Natürlich lassen sich mit den knappen Mitteln keine Auslandskorrespondenten finanzieren. Aber die
Radiomacher haben eine Lösung gefunden:
Ingo Brüggenjürgen: Ich mach das mal an einem Beispiel fest: wenn irgendwo die Erde wackelt oder es gibt irgendwo ein großes Unglück, dann müssen andere sehr oft erst ein entsprechendes Expertenteam ins
Flugzeug setzen oder sehen, dass sie möglichst schnell vor Ort hinkommen. Wir haben dank der globalen Struktur der Kirche wirklich eine gute Infrastruktur. Im Krisengebiet erreichen wir in der Regel niemanden mehr, weil da die Leitungen auch kaputt sind, aber unmittelbar in der Nachbarschaft gibt es Ordensstationen, gibt es Missionsstationen, gibt es deutschsprachige Ordensleute, die uns sehr viel weiter helfen, und die kennen die Situation vor Ort, die wissen eigentlich genau, was vor Ort zu tun ist, und wo die Not am Mann ist, und wie man entsprechend helfen kann.
Fraglich bleibt, wie unabhängig ein Bistumssender berichten kann, der sich aus den Mitteln der Erzdiözese finanziert.
Ich hab' am Anfang sehr viel Sorge gehabt, weil ich gesagt hab\ oh, der erste Bistumssender, und dann wirst du Chefredakteur, das ist doch ein Schleudersitz, noch dazu in Köln.

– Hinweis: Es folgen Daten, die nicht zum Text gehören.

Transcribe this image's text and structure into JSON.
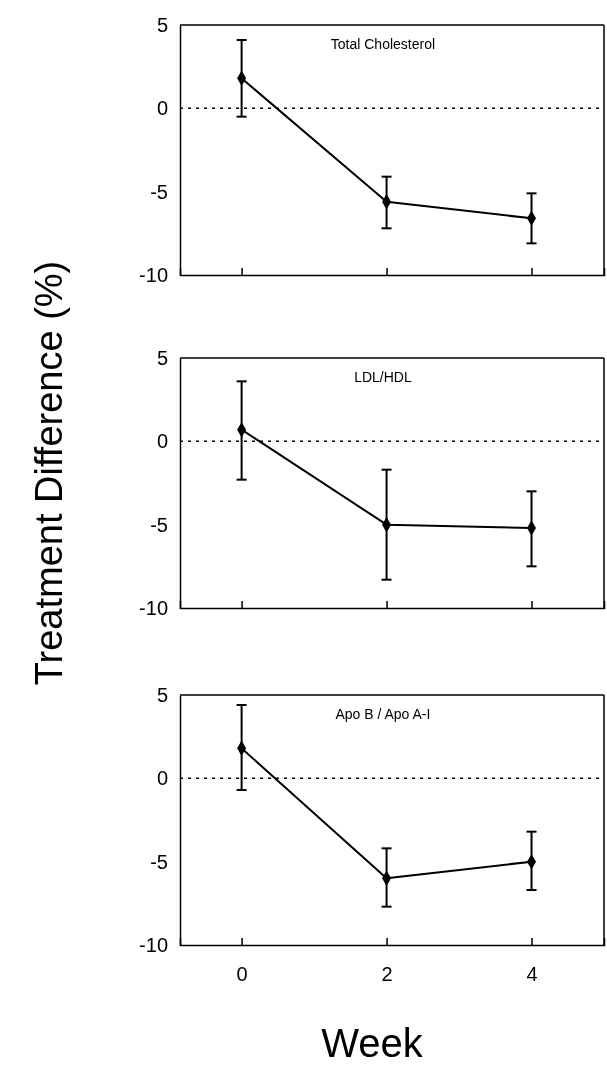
{
  "chart_data": [
    {
      "type": "line",
      "title": "Total Cholesterol",
      "x": [
        0,
        2,
        4
      ],
      "xlim": [
        -0.85,
        5
      ],
      "xticks": [
        {
          "value": 0,
          "label": null
        },
        {
          "value": 2,
          "label": null
        },
        {
          "value": 4,
          "label": null
        }
      ],
      "ylim": [
        -10,
        5
      ],
      "yticks": [
        -10,
        -5,
        0,
        5
      ],
      "tick_labels": "y",
      "marker": "diamond",
      "line_style": "solid",
      "series": [
        {
          "color": "#000000",
          "values": [
            1.8,
            -5.6,
            -6.6
          ],
          "errors": [
            [
              -0.5,
              4.1
            ],
            [
              -7.2,
              -4.1
            ],
            [
              -8.1,
              -5.1
            ]
          ]
        }
      ],
      "ref_lines": [
        {
          "axis": "y",
          "value": 0,
          "line_style": "dotted",
          "color": "#000000"
        }
      ]
    },
    {
      "type": "line",
      "title": "LDL/HDL",
      "ylabel": "Treatment Difference (%)",
      "x": [
        0,
        2,
        4
      ],
      "xlim": [
        -0.85,
        5
      ],
      "xticks": [
        {
          "value": 0,
          "label": null
        },
        {
          "value": 2,
          "label": null
        },
        {
          "value": 4,
          "label": null
        }
      ],
      "ylim": [
        -10,
        5
      ],
      "yticks": [
        -10,
        -5,
        0,
        5
      ],
      "tick_labels": "y",
      "marker": "diamond",
      "line_style": "solid",
      "series": [
        {
          "color": "#000000",
          "values": [
            0.7,
            -5.0,
            -5.2
          ],
          "errors": [
            [
              -2.3,
              3.6
            ],
            [
              -8.3,
              -1.7
            ],
            [
              -7.5,
              -3.0
            ]
          ]
        }
      ],
      "ref_lines": [
        {
          "axis": "y",
          "value": 0,
          "line_style": "dotted",
          "color": "#000000"
        }
      ]
    },
    {
      "type": "line",
      "title": "Apo B / Apo A-I",
      "xlabel": "Week",
      "x": [
        0,
        2,
        4
      ],
      "xlim": [
        -0.85,
        5
      ],
      "xticks": [
        0,
        2,
        4
      ],
      "ylim": [
        -10,
        5
      ],
      "yticks": [
        -10,
        -5,
        0,
        5
      ],
      "marker": "diamond",
      "line_style": "solid",
      "series": [
        {
          "color": "#000000",
          "values": [
            1.8,
            -6.0,
            -5.0
          ],
          "errors": [
            [
              -0.7,
              4.4
            ],
            [
              -7.7,
              -4.2
            ],
            [
              -6.7,
              -3.2
            ]
          ]
        }
      ],
      "ref_lines": [
        {
          "axis": "y",
          "value": 0,
          "line_style": "dotted",
          "color": "#000000"
        }
      ]
    }
  ]
}
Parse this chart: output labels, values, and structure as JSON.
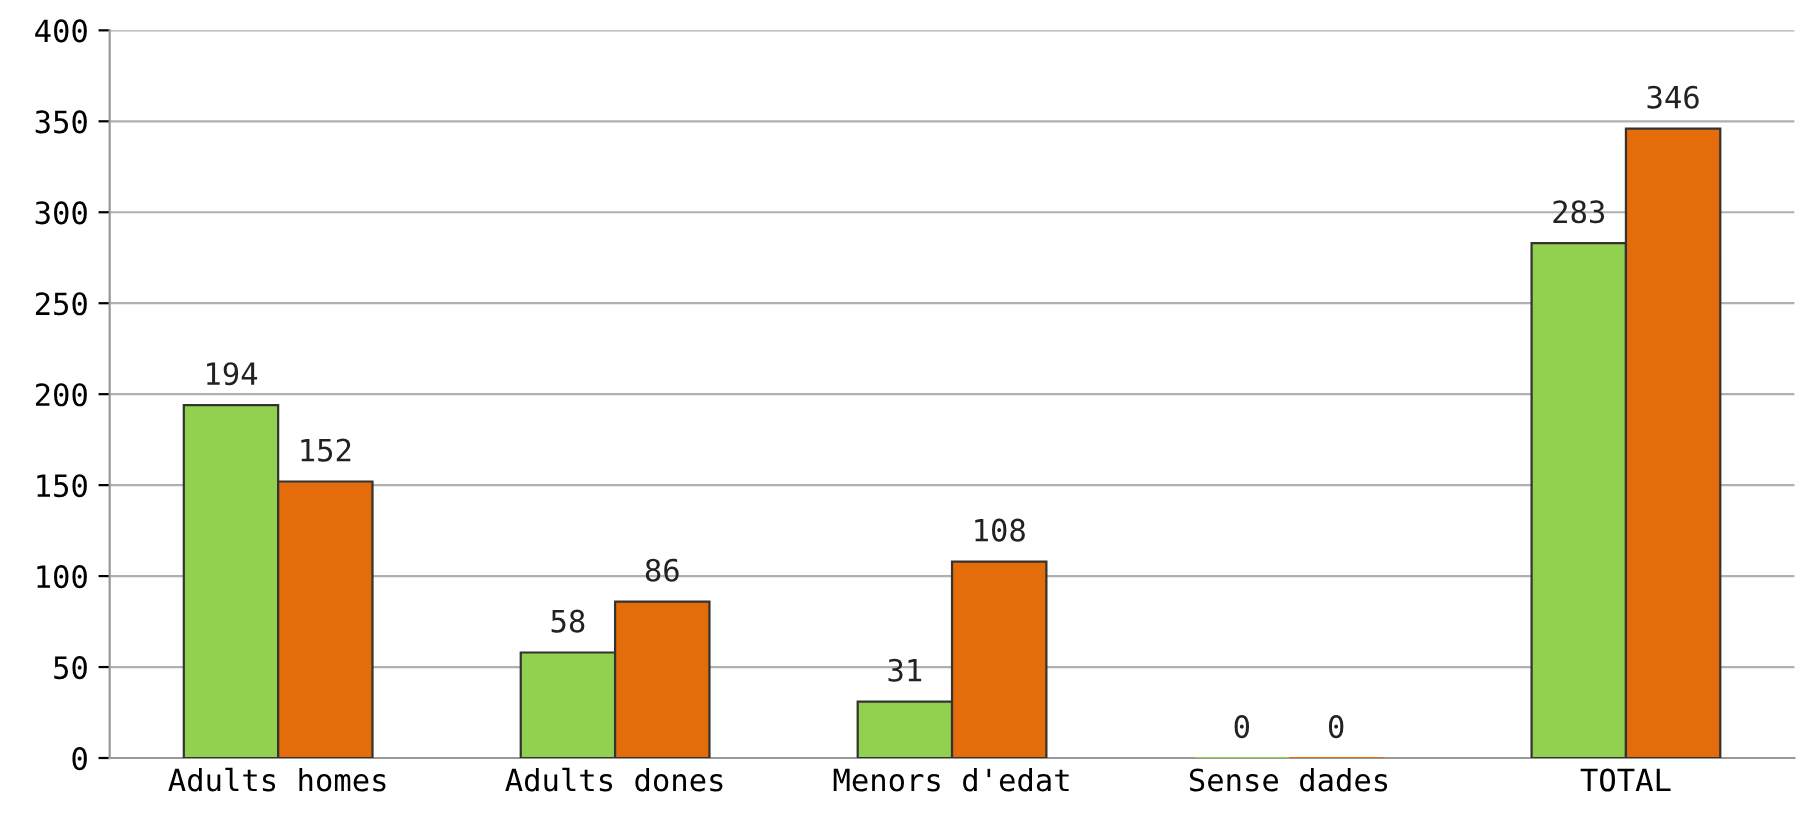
{
  "chart_data": {
    "type": "bar",
    "categories": [
      "Adults homes",
      "Adults dones",
      "Menors d'edat",
      "Sense dades",
      "TOTAL"
    ],
    "series": [
      {
        "color": "#92d050",
        "values": [
          194,
          58,
          31,
          0,
          283
        ]
      },
      {
        "color": "#e46c0a",
        "values": [
          152,
          86,
          108,
          0,
          346
        ]
      }
    ],
    "ylim": [
      0,
      400
    ],
    "yticks": [
      0,
      50,
      100,
      150,
      200,
      250,
      300,
      350,
      400
    ],
    "grid": "y",
    "data_labels": true
  }
}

Ich kann aber sagen, hier in Köln, wenn der Kardinal davon überzeugt ist, dass er die richtigen Leute am Platz hat, dann lässt er sie mit einer großen Freiheit wirken. Ich kann von daher mit Recht sagen, er hat in den ganzen drei Jahren nicht einmal hier in das Programm eingegriffen. Er ist auch nicht, anders als bei der Kirchenzeitung der Herausgeber. Er ist der Kardinal. Er gibt die Richtung des Bistums vor. Keine Frage. Aber unsere Trägerstruktur, damit will ich sagen, diejenigen, die den Sender verantworten, ist eine plurale, innerkirchliche Trägerstruktur. Das heißt, wir sind ein Sender des Bildungswerks der Erzdiözese Köln, und da gehören eben viele Gruppierungen zu.
Inzwischen ist das Domradio in Rheinland-Pfalz auch über DAß zu empfangen. Die Äußerungen des Vorsitzenden der Deutschen Bischofskonferenz, Kardinal Lehmann, dass ein bundesweites christliches Radio denkbar wäre, wurde in Köln mit großer Freude aufgenommen. Einen Dom gibt es schließlich in vielen bundesdeutschen Städten.